Ilya Lichtenstein, 35, and Heather Morgan, 33, were arrested in February last year after the US government seized 95,000 bitcoin then valued at $3.6 billion.
Prosecutors said the pair stole the bitcoin in 2016 using "advanced hacking tools." Authorities recovered the funds from wallets controlled by the duo.
Since their arrests, the government has seized another approximately $475 million tied to the hack, the Southern District of New York said in a statement.
In total, the couple admitted to laundering conspiracies arising from the theft of approximately 120,000 bitcoin from Bitfinex, a global cryptocurrency exchange.
The charges carry a maximum penalty of 20 years in prison.

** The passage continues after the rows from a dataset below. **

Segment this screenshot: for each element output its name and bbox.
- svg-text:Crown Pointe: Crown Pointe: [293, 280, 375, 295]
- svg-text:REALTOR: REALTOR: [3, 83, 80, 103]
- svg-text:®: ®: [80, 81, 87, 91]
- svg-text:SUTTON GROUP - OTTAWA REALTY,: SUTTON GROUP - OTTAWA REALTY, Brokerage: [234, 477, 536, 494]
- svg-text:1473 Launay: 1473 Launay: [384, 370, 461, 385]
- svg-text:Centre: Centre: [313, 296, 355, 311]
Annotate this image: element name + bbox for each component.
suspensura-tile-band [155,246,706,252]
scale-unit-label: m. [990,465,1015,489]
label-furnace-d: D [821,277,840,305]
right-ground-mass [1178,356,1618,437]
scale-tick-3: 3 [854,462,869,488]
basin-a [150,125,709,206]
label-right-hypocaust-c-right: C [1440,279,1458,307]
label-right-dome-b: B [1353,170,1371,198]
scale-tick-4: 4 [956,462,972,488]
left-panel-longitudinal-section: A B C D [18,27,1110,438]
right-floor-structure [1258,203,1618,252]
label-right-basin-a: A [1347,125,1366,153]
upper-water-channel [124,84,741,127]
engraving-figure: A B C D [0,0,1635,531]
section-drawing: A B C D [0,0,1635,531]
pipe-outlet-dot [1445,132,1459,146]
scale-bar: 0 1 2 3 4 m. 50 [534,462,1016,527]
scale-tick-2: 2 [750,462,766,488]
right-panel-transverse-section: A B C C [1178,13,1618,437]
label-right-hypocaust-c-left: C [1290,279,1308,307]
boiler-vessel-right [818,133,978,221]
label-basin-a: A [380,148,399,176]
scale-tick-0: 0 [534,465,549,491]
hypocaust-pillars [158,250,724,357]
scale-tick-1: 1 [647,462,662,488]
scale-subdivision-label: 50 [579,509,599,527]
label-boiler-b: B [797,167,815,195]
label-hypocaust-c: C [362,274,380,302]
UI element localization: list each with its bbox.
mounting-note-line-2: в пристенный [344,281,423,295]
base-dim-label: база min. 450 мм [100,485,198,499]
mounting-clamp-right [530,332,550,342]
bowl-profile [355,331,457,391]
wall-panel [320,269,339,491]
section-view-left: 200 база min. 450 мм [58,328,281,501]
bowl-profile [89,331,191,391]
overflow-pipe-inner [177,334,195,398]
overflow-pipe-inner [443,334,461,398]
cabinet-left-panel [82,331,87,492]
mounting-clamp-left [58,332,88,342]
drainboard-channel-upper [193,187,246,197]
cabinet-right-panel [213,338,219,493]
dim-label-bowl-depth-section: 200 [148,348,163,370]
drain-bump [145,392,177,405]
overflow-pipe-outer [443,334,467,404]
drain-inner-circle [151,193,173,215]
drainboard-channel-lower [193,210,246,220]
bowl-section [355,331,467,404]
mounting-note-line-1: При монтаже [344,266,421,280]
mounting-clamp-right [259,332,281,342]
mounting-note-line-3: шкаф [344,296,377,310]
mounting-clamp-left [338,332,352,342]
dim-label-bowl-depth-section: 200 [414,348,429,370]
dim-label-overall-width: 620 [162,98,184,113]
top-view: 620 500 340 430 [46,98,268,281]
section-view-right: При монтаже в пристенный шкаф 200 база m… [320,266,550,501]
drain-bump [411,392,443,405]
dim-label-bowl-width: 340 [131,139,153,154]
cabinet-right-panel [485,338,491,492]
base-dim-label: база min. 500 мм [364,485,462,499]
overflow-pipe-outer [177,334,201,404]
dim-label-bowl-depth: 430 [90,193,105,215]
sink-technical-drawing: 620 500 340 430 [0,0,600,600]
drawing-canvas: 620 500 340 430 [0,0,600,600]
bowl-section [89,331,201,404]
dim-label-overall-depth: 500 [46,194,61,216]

Prosecutors said that Lichtenstein, at times with Morgan's help, "employed numerous sophisticated laundering techniques."
That included using fictitious identities to set up online accounts and utilizing computer programs to automate transactions.
They deposited the stolen funds into accounts in a variety of darknet markets and cryptocurrency exchanges and then withdrew the money, which confuses the transaction history.
They couple also converted bitcoin to other forms of cryptocurrency and even exchanged a portion of the stolen funds into gold coins, which Morgan then concealed by burying them.
One of Morgan's aliases was "Razzlekhan" while Lichtenstein was known as "Dutch."